Engagement gewürdigt (Foto: privat)
Sozialministerin Heike Taubert überreichte im Auftrag des Bundespräsidenten die hohe Auszeichnung an Margit Aurin. BdV-Landesvorsitzender Egon Primas und der Bürgermeister von Uthleben, Fritz Lehmann, gehörten zu den ersten Gratulanten
Die Thüringer Ministerin für Soziales, Familie und Gesundheit Heike Taubert hatte gestern im Barocksaal der Thüringer Staatskanzlei die Überreichung vorgenommen. Margit Aurin erblickte in Lodz (Schlesien) am 30.01.1942 das Licht der Welt. Nach ihrer Flucht 1945 kam ihre Familie in das Lager in Rothesütte. Nach einem längeren Aufenthalt zog sie mit ihrer Mutter nach Uthleben, wo sie auf die Heimkehr des Vaters aus der Kriegsgefangenschaft wartete. Endlich Ende 1949 war es soweit, der Vater war daheim.
Nach der Schule und einem schweren Anfang begann sie eine Lehre als Schneiderin. In diesem Beruf arbeite sie ein paar Jahre, danach und nach der Geburt ihrer Tochter wirkte sie im Kali Rechenzentrum Nordhausen. Sie nahm immer aktiv an dem gesellschaftlichen Leben ihres Dorfes teil. Engagierte sich für das Gemeinwohl und half in vielen Situationen. Nach der Wende engagierte sie sich aktiv bei der Gründung des Bundes der Vertriebenen Kreisverband Nordhausen. Als Ortsvorsitzende des Ortsverbandes Uthleben gestaltete sie das Vereinsleben bestimmend mit.

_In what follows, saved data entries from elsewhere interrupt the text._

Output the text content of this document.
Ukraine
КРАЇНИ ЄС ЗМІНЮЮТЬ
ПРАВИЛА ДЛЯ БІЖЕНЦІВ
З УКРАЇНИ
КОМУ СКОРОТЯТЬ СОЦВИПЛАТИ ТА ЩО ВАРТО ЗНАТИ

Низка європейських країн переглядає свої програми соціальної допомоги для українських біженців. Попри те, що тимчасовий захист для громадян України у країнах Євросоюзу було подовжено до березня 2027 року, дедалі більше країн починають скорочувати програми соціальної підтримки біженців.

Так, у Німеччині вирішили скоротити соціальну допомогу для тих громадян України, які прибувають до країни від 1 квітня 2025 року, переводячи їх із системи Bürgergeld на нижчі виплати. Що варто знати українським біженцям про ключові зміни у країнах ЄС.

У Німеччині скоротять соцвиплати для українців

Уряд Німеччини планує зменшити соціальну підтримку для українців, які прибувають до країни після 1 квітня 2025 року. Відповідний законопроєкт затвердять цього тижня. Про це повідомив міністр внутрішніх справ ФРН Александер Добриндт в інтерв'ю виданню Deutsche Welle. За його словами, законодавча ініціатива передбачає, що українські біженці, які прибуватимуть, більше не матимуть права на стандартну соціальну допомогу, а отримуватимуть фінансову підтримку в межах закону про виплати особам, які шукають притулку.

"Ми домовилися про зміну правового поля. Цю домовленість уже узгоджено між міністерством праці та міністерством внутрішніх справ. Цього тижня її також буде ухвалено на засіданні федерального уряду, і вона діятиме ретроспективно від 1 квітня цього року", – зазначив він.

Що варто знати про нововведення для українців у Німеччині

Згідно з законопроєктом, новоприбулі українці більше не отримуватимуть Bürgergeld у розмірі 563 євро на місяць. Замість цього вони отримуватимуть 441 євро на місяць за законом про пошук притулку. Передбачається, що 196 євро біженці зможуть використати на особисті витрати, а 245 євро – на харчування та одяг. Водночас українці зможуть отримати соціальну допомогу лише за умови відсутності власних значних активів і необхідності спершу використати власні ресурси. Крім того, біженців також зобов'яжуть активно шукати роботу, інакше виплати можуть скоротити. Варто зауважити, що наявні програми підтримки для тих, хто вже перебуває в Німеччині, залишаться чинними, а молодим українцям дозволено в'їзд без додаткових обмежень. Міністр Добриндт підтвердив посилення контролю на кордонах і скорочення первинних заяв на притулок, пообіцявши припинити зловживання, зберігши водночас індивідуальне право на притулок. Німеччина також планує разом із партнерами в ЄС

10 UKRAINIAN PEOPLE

Durch ihr Engagement ist es gelungen, einzigartige Veranstaltungen für die Vertriebenen des Orts- und auch Kreisverbandes zu organisieren und mit zu erleben. Ihre vereinswirksamen Tätigkeiten kommen allen Heimatvertriebenen zu Gute. Sie ist immer ansprechbar, die Gestalterin des Vereinslebens des Ortsverbandes Uthleben und eine immer offene Ansprechpartnerin für die Mitglieder des Kreisverbandes, sowie des Kreisvorstandes.
Autor: nnz
Kommentare
nail2011
04.02.2011, 12:21 Uhr
Ach ja, die Vertriebenen
"Nach der Wende engagierte sie sich aktiv bei der Gründung des Bundes der Vertriebenen Kreisverband Nordhausen".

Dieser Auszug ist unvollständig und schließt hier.